Director: Shoojit Sircar, Amazon Prime Video.

The Jallianwala Bagh massacre in Amritsar, India, in 1919 is one part of history that’s not been elaborated on to a great extent before — that is, until now. For director Shoojit Sircar, Sardar Udham was more than two decades in the making. An interesting parallel is that it took more than 20 years for Sardar Udham Singh to exact his revenge!

It was on 13 March 1940, in London, that Udham Singh (played excellently by Vicky Kaushal, Masaan, Uri The Surgical Strike) joined an orderly meeting, waited for the speaker — Michael O’Dwyer (Shaun Scott), former Lieutenant Governor of Punjab Province — to finish his lecture, walked across the room, faced him and shot him point-blank. Singh had finally retaliated and succeeded in what he had vowed to do, after his traumatic witnessing of the slaughter.
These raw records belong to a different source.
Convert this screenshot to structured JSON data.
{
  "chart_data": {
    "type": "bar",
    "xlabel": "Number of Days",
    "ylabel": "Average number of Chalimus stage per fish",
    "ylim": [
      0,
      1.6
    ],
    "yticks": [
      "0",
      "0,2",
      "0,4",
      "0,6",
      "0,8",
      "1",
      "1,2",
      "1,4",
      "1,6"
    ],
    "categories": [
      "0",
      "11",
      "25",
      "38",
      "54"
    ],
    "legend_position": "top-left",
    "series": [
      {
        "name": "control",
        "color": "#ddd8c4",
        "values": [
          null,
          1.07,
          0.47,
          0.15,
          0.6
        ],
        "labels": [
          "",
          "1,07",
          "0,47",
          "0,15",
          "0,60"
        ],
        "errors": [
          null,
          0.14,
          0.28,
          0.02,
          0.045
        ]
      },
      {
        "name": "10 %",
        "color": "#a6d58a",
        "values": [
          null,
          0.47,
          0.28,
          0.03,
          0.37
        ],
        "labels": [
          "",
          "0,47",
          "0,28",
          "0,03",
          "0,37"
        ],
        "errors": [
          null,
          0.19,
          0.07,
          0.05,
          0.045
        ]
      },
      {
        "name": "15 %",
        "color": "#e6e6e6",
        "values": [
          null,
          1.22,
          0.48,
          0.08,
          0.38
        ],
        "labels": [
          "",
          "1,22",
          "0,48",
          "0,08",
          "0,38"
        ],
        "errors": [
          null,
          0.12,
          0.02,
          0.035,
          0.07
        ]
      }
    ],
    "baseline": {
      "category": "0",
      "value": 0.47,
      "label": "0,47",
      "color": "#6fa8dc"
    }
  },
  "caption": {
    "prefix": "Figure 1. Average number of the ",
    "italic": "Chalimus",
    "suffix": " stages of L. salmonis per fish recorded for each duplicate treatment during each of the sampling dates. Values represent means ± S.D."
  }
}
Singh had the rigid determination of a freedom fighter resolute in his intent on vengeance, embarking on a perilous journey through Afghanistan and the USSR to strike at his enemy’s heart in London.

This film is based on the true story of Udham Singh and his undeterred mission to avenge the lives of his beloved brethren who were brutally killed in the Amritsar massacre. In his portrayal, Kaushal (Masaan, Raazi, Sanju) is just “pure, raw, honest and heartbreaking”.

On that fateful night of 13 April —102 years ago this year — a large but peaceful crowd had gathered at the Jallianwala Bagh in Punjab to protest against the arrest of pro-Indian independence leaders Dr Saifuddin Kitchlew and Dr Satyapal. The unarmed Indians had also come together to celebrate the festival of Baisakhi (the spring harvest). Unfortunately, the crowd was unaware the British had banned gatherings at the time.

So, to punish civilians for their ‘disobedience’, Brigadier-General Reginald Dyer (Andrew Havill) ordered the army to fire into the throng of thousands. Dyer ordered his men to shoot, and O’Dwyer endorsed that action.
Director Sircar (Vicky Donor, Madras Café, Piku) has taken an indeterminate narrative style that’s out-of-the-ordinary, a format rarely used in patriotic films. He influences the nationalistic aspect in a discerning way by putting across the viewpoints of both the freedom fighters and the British administration.

Sircar had a clear vision that’s resulted in untarnished storytelling, a historical masterpiece. He gently, yet overwhelmingly, puts across the messages of freedom and equality propagated by Udham and the terrific Amol Parashar, who capably played the role of another revolutionary Bhagat Singh.

This biopic is about an unsung Indian revolutionary. When Udham Singh is brutally tortured and repetitively asked his name, he thrusts out his arm on which is tattooed: Ram Mohammad Singh Azad.

Sircar delivers another subtle, offbeat, yet poignant cinema experience. It’s lengthy (at 162 minutes), disconcerting and a disquiet rejuvenation of a tumultuous slice of India’s colonial past.

The soul of the film is best reflected in the reserved, inconspicuous, immensely valuable background score by Shantanu Moitra. With cinematographer Avik Mukhopadhyay and his technical team, Sircar has delivered a Hindi biographical picture that can be regarded as world class — in style and substance.